Most children come into care short-term - up to 1 year - while social workers make assessments to work out who can care permanently for the child.
Most foster children return to their families, but a small number need fostering until they grow up.
We have many children age 8 and older, and in sibling groups, looking for permanent foster placements.
As a permanent foster carer, you take on a special role, giving the children a sense of safety, security and stability.
Making a permanent commitment to a child needs careful consideration. You would need to think about what support and training you might need and whether you can support the child to maintain contact with their birth family.
When a child needs a permanent placement, carers are given basic information about the child's personality, education, behaviour, emotional and physical health, and the type of family they need.
Parent and child fostering
This means having a young parent and their child living in your home, showing them how to best care for their child.

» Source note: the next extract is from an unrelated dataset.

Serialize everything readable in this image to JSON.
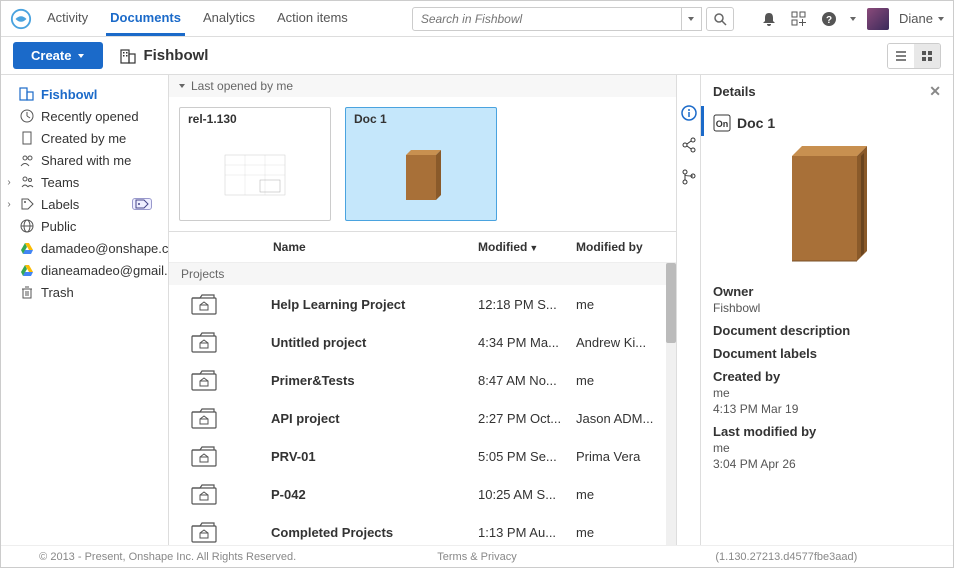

Social workers may be unsure if these young parents can care for their baby or young child. They can better assess the young parent's abilities when they are living with a foster family.
To take on parent and child fostering, you'll need more skills and training. You'll need skills looking after babies, and working and communicating with young people.
Fostering children seeking asylum
We need foster carers for children who have come alone from overseas to seek asylum in the United Kingdom. These children and young people are often traumatised and need time and patience.
They may have limited English, so you'll also need to be their voice in every aspect of their lives. They'll need support, for example, registering with a GP, going to the dentist and finding a school.
Other types of fostering
Private fostering is when a child under 16 (18 if disabled) lives with someone who is not a relative for more than 28 days. A private foster carer may be a friend of the family, the parent of a friend of the child or someone unknown to the child’s family who is willing to foster them privately.
It is a legal requirement to notify your local authority if you are privately fostering.